Europe's political changes have been profound since World War II, but euro area governments still have ultimate political authority within their jurisdiction.
Sovereign governments within larger currency unions have too much incentive to over borrow in the knowledge other members will pick up at least part of the tab. Big global lenders know this too, which is why they suddenly lent vast sums to Greece and Spain on more favourable terms once those countries started using the euro.
The parallels between LMU and Europe's latest monetary experiment should not be exaggerated though. Differences between the European money system of the late 19th century and today are likely to be more salient, and instructive, in coming years.
Europe today is a conglomerate of bloated socialist governments whose economies trade on the basis of paper money, reliable only so long as people maintain faith it has value.

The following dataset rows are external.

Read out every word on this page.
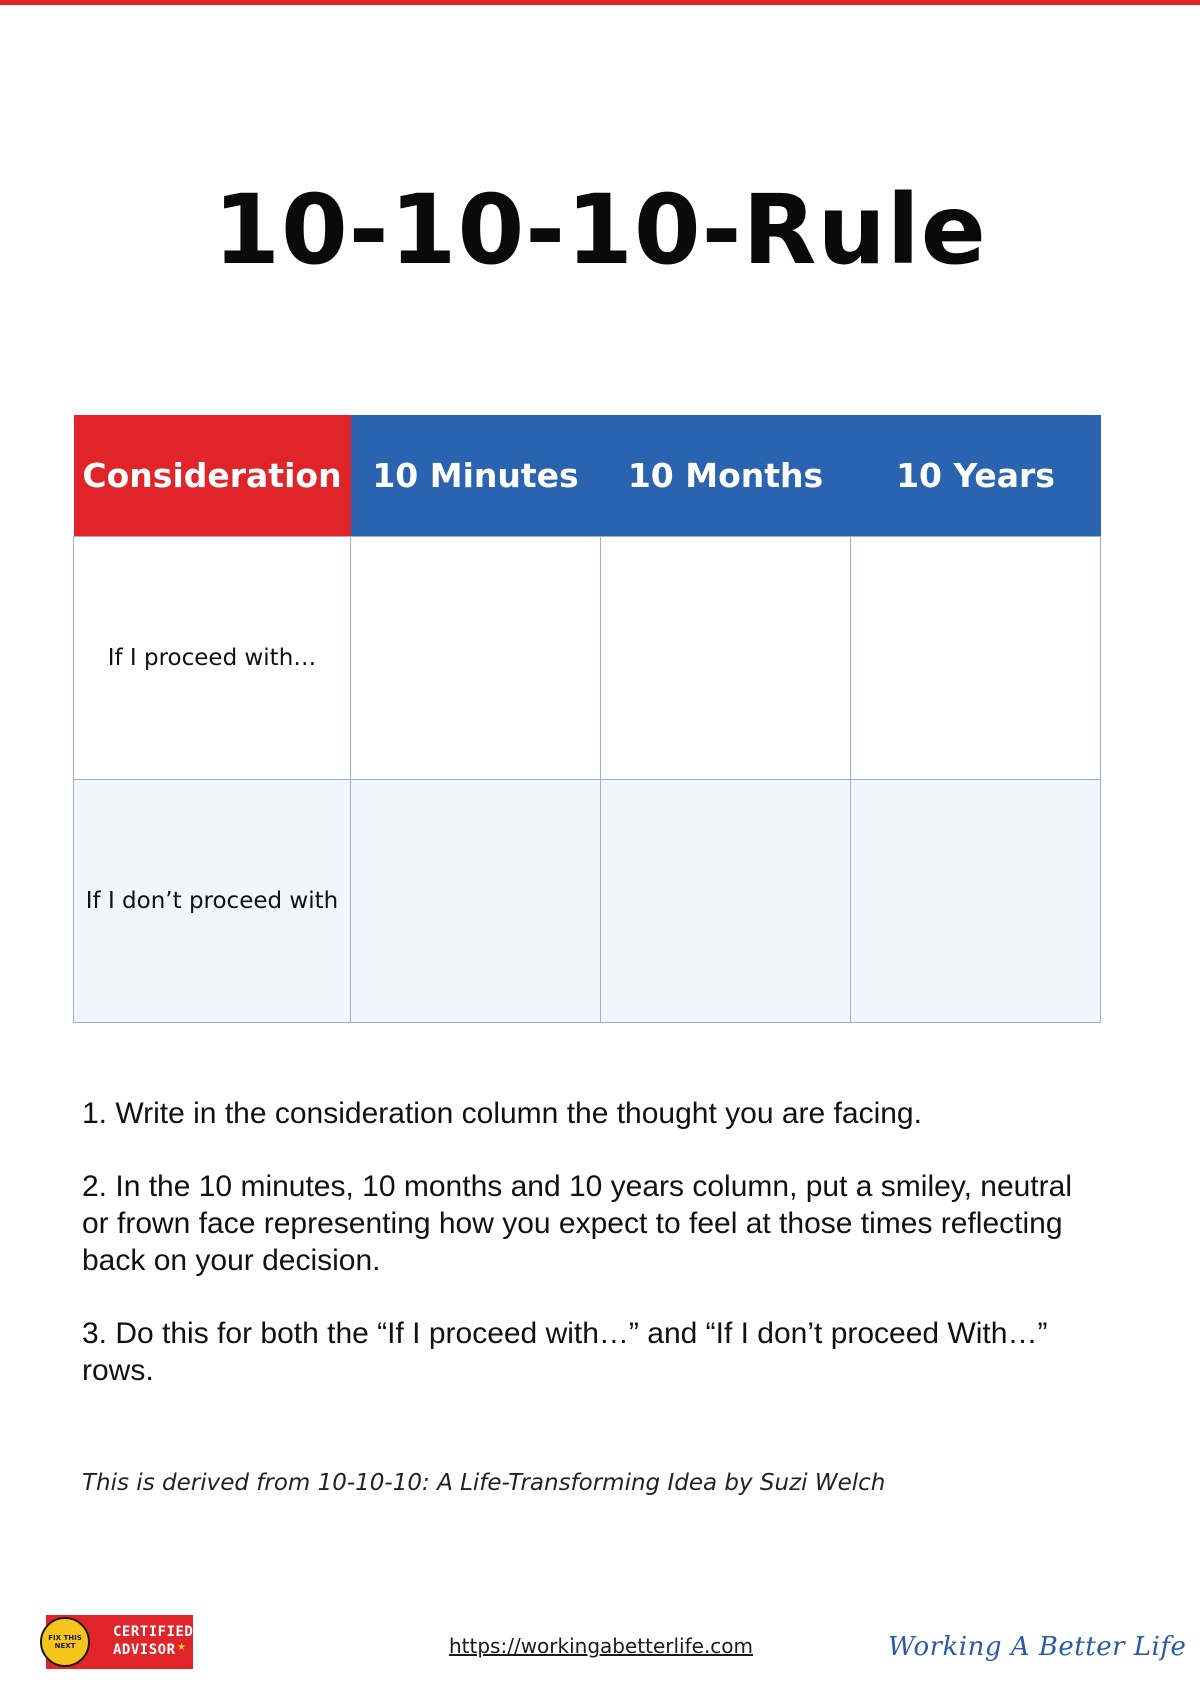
10-10-10-Rule
Consideration	10 Minutes	10 Months	10 Years
If I proceed with…			
If I don’t proceed with			

1. Write in the consideration column the thought you are facing.

2. In the 10 minutes, 10 months and 10 years column, put a smiley, neutral or frown face representing how you expect to feel at those times reflecting back on your decision.

3. Do this for both the “If I proceed with…” and “If I don’t proceed With…” rows.

This is derived from 10-10-10: A Life-Transforming Idea by Suzi Welch
FIX THIS NEXT
CERTIFIED
ADVISOR ★	https://workingabetterlife.com	Working A Better Life
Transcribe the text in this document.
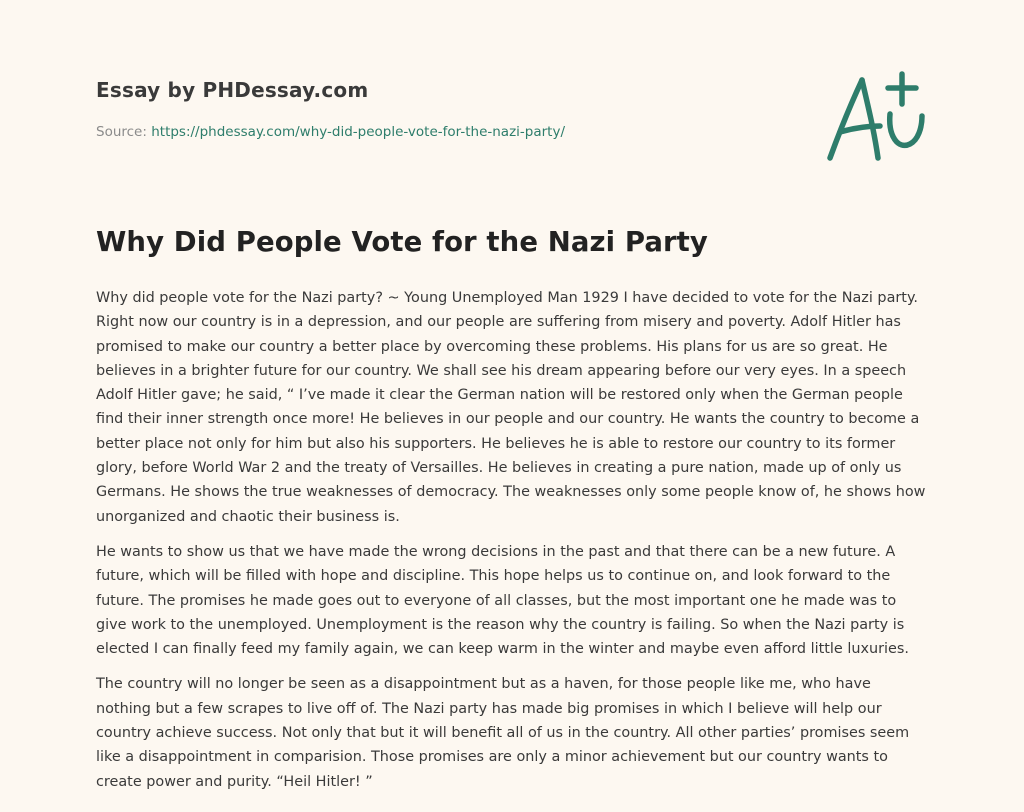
Essay by PHDessay.com

Source: https://phdessay.com/why-did-people-vote-for-the-nazi-party/

Why Did People Vote for the Nazi Party

Why did people vote for the Nazi party? ~ Young Unemployed Man 1929 I have decided to vote for the Nazi party. Right now our country is in a depression, and our people are suffering from misery and poverty. Adolf Hitler has promised to make our country a better place by overcoming these problems. His plans for us are so great. He believes in a brighter future for our country. We shall see his dream appearing before our very eyes. In a speech Adolf Hitler gave; he said, “ I’ve made it clear the German nation will be restored only when the German people find their inner strength once more! He believes in our people and our country. He wants the country to become a better place not only for him but also his supporters. He believes he is able to restore our country to its former glory, before World War 2 and the treaty of Versailles. He believes in creating a pure nation, made up of only us Germans. He shows the true weaknesses of democracy. The weaknesses only some people know of, he shows how unorganized and chaotic their business is.

He wants to show us that we have made the wrong decisions in the past and that there can be a new future. A future, which will be filled with hope and discipline. This hope helps us to continue on, and look forward to the future. The promises he made goes out to everyone of all classes, but the most important one he made was to give work to the unemployed. Unemployment is the reason why the country is failing. So when the Nazi party is elected I can finally feed my family again, we can keep warm in the winter and maybe even afford little luxuries.

The country will no longer be seen as a disappointment but as a haven, for those people like me, who have nothing but a few scrapes to live off of. The Nazi party has made big promises in which I believe will help our country achieve success. Not only that but it will benefit all of us in the country. All other parties’ promises seem like a disappointment in comparision. Those promises are only a minor achievement but our country wants to create power and purity. “Heil Hitler! ”
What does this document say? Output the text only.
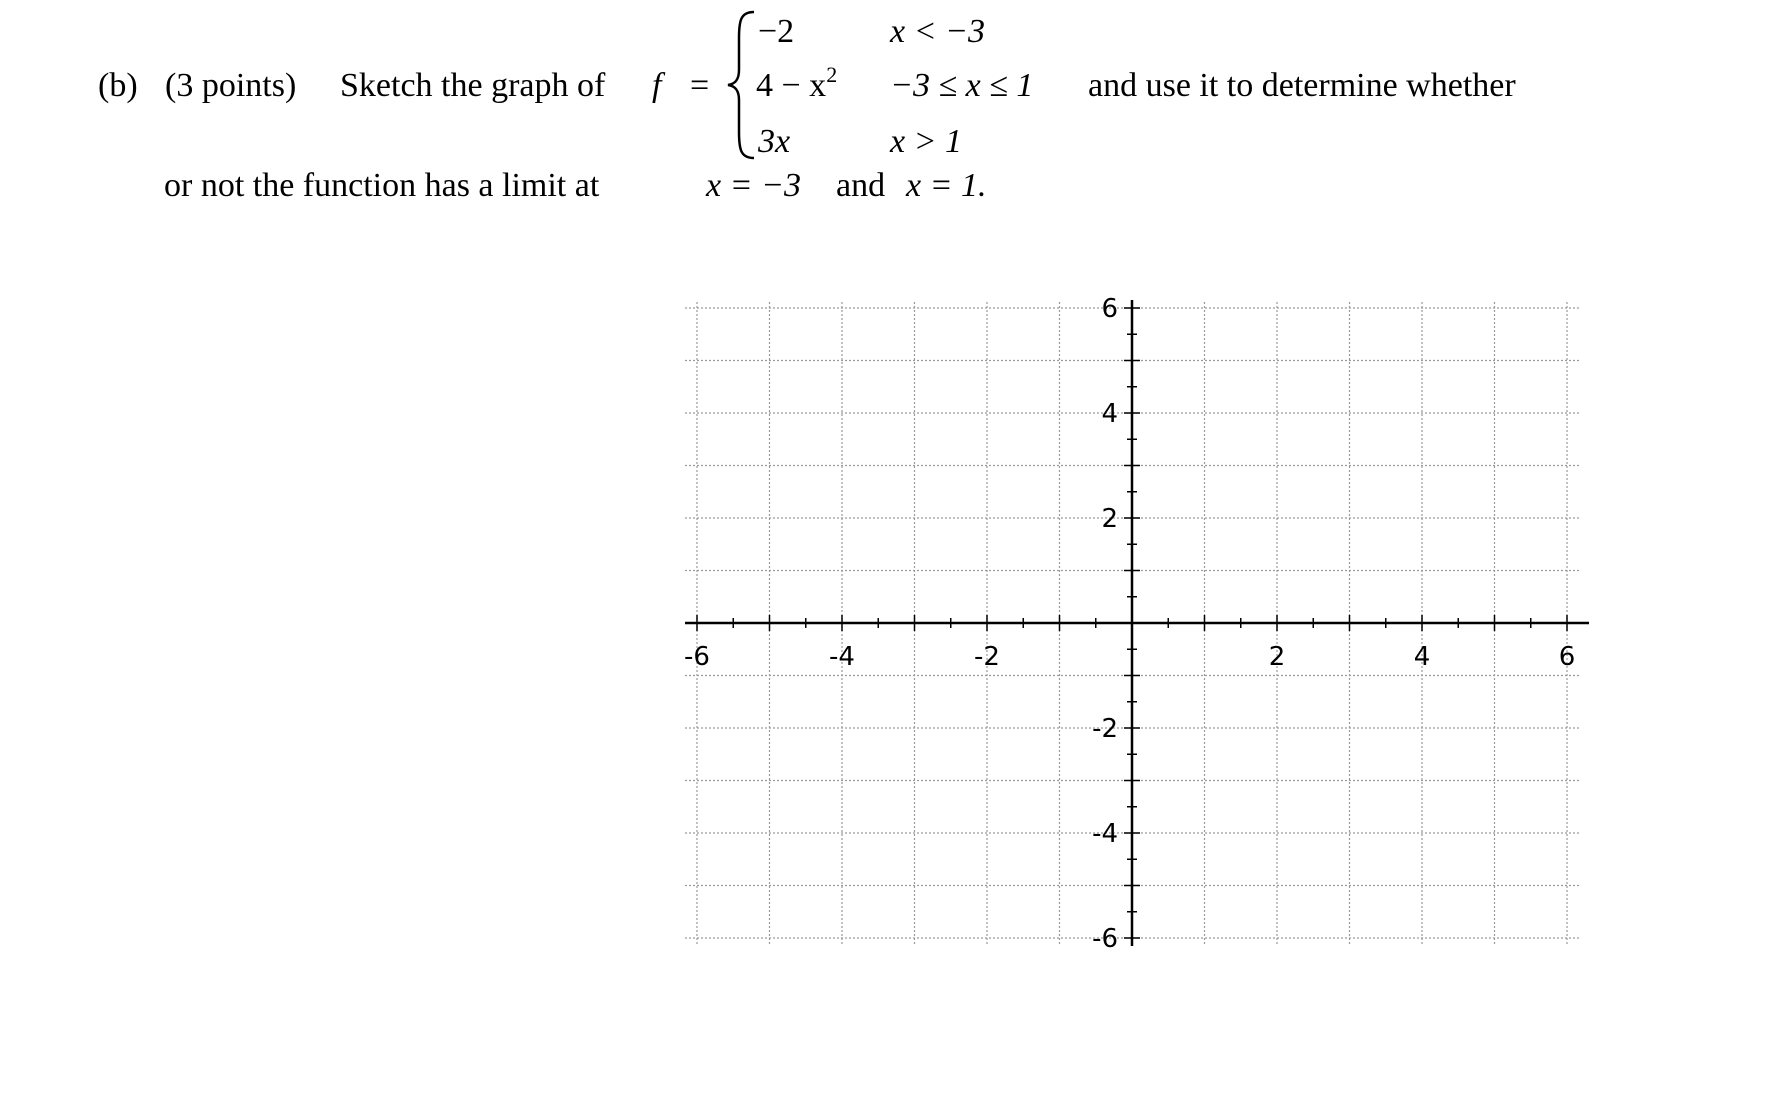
(b) (3 points) Sketch the graph of f =
−2	x < −3
$4 - x^2 -3 \le x \le 1$
3x	x > 1
and use it to determine whether
or not the function has a limit at	x = −3 and x = 1.
-6	-4	-2	2	4	6
6
4
2
-2
-4
-6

In the 19th century governments were tiny, laws few and money was hooked to commodities such as gold or silver.
Paper money has allowed the ratio of credit and loans to economic output to surge to historic highs while banks' capital holdings have shrivelled. Still, the world is awash with money yet languishes in an economic funk.
As Milton Friedman wrote, the world's experiment with competing fiat currencies, which began when Richard Nixon severed the US dollar's link with gold in 1971, has no historical precedent. Thinkers from Voltaire to George Bernard Shaw were doubtful such an arrangement would last, based on history. Unless these men were wrong, policymakers will have to start asking not whose money they should be using, but what sort.